O diretor Joel Schumacher faleceu na semana em que esse texto foi feito aos 80 anos. E acabou anunciado nas grandes mídias como o diretor dos filmes ruins do Batman (eternamente e batman & robin). São filmes ruins? sim (mas tem todo um contexto por trás que um dia eu explique) mas sua carreira não se resume só a isso. Ele fez outros bons filmes, clássicos oitentistas como 'O primeiro ano do resto de nossas vidas' e 'Garotos Perdidos', '9mm' (com Nick Cage, o ator 8 ou 80 adoramos odiar), o ótimo 'Tempo de matar' e o que pra mim é sua obra-prima, 'um dia de fúria"
Dizem que é um filme que repete pouco nas Tvs a cabo da vida por ser um filme extremamente convidativo. Ou seja, tem o medo de que as pessoas resolvam comprar submetralhadoras e bazucas e saiam explodindo as coisas por aí.
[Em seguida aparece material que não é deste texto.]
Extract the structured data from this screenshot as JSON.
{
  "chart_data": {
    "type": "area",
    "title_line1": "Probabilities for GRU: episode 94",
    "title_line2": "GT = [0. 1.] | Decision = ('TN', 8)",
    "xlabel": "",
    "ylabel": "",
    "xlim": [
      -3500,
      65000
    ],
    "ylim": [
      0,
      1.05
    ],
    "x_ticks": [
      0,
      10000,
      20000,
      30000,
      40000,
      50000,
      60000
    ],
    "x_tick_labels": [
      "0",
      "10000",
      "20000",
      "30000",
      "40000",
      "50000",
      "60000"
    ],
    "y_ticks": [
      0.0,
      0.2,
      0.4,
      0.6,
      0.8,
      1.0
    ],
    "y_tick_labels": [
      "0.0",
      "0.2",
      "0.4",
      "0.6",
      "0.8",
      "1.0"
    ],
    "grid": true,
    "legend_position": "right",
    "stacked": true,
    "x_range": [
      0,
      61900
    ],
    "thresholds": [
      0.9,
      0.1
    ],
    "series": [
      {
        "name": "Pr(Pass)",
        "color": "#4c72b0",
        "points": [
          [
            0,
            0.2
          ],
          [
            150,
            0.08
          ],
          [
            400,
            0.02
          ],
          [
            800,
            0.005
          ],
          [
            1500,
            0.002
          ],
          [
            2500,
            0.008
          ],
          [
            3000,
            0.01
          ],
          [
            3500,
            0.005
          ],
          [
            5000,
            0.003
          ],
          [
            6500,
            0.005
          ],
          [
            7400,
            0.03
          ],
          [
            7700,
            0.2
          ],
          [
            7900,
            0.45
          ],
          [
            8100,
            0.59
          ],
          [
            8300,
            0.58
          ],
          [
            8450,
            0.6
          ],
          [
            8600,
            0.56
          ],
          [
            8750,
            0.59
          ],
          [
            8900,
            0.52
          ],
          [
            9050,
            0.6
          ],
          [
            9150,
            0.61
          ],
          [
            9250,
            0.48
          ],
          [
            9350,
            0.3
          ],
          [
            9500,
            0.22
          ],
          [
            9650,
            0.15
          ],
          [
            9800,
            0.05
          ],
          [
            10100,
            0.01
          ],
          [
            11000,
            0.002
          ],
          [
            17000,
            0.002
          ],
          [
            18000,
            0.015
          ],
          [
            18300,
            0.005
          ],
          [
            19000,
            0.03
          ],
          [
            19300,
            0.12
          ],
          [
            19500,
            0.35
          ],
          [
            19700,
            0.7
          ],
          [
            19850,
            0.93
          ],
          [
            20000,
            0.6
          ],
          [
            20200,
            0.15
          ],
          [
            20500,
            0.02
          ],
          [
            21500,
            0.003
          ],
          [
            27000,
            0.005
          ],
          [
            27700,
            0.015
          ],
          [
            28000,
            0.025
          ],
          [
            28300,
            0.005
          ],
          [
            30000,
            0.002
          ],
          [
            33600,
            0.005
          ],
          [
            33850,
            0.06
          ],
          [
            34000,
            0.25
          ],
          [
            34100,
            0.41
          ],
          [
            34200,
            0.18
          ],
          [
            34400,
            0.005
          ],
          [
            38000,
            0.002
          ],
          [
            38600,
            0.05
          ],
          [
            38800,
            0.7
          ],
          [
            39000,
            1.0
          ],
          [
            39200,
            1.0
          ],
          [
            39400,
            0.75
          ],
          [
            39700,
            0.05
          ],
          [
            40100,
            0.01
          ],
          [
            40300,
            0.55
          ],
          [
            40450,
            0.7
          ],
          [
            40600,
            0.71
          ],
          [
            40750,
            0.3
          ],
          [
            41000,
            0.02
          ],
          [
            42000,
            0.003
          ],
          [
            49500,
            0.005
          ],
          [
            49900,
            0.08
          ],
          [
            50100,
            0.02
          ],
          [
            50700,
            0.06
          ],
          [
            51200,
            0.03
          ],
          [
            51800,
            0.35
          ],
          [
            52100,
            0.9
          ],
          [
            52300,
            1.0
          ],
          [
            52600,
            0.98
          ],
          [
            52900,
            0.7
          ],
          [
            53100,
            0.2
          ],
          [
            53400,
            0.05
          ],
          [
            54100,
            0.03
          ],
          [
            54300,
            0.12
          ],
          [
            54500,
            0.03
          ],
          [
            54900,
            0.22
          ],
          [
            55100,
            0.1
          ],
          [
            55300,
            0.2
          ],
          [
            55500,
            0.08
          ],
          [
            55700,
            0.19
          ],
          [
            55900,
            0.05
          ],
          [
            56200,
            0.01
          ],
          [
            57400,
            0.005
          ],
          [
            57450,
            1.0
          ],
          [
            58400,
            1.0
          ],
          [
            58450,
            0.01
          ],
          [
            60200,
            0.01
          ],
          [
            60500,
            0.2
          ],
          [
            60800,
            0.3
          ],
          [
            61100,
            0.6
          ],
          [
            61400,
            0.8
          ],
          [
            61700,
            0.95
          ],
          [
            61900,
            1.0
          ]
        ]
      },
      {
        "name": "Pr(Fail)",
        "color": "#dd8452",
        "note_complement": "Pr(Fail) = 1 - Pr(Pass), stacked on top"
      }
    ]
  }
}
Claro que quem viu o filme já se imaginou ameaçando os pobres atendentes de fast food com uma arma pedindo pra fazer um sanduíche igual ao que tem na foto - uma das cenas mais icônicas do filme, mas a mensagem do filme é mais do que isso.
William Foster (Michael Douglas) só queria chegar a tempo da casa da ex-mulher para o aniversário da filha. Desempregado, divorciado, preso no engarramento monstro em um dia de calor infernal em Los Angeles, ele teve o gatilho necessário para deixar o carro no meio do congestionamento, deixar se quebrar e explodir contra tudo e todos. E daí vem a nossa identificação com Foster. todo mundo em algum momento se sentiu acuado, triste, preso pela rotina enlouquecedora do dia-a-dia e teve vontade de explodir em meio a paranoia urbana das grandes cidades. Você já torce pro cara desde o início.
Michael Douglas, em atuação magnífica, consegue representar com maestria todo o ódio acumulado do personagem que se aflorou e não vai mais ficar guardado. Todo ato será extremo e quem passar pelo seu caminho sofrerá as consequências da pior maneira possível. E Douglas consegue expressar sua fúria sem o prazer visto em vilões de blockbusters. Não há sorrisos, ele não se sente mais leve, colocando aquilo tudo 'pra fora'. Só há agonia, cansaço, um olhar intransigente em meio a todas atrocidades que ele vai cometendo ao longo do filme.
'Um dia de fúria' é classificado como drama, mas convenhamos, ele está mais para uma comédia de humor negro. Afinal, você sabe que não é certo rir de atendentes em pânico para fazer o sanduíche perfeito, mas ri mesmo assim,não é? 'D-Tens' - apelido dado ao personagem durante o filme por conta da sua placa de carro que ele abandonou no engarrafamento - deveria ser um cara emocionalmente perturbado, mas a identificação do espectador o faz parecer um anti-herói, daqueles o pessoal adora ver. Só que ao longo do filme ele vai desabando e se entregando cada vez mais a sua insanidade e seu ódio.
Robet Duvall é outro que está sensacional no filme, como o policial em seu último dia de trabalho antes de se aposentar, encarando frustrações até parecidas com D-Tens enquanto rastreia o caminho do 'louco', um contraponto até o clímax do filme, um clássico confronto bandido e mocinho digno de westerns. Muitos dizem que 'pegada' das questões do personagem de Duvall quebra um pouco o ritmo do filme, e é verdade, mas creio que seja mais um espaço para respirar entre as loucuras do protagonista.
'Um dia de fúria' é uma excelente película dos anos 90 que fala de como a estrutura do dia-a-dia da nossa sociedade cria pessoas violentas. E que em muitas vezes basta apenas uma pequena fagulha para alguém considerado um 'cidadão de bem' como o D-Tens explodir e ter o seu próprio dia de fúria, perdido em seu próprio ódio. Se ainda não viu veja e veja que o senhor Schumacher não fez só um super-herói com mamilos eriçados com bat-cartão de crédito.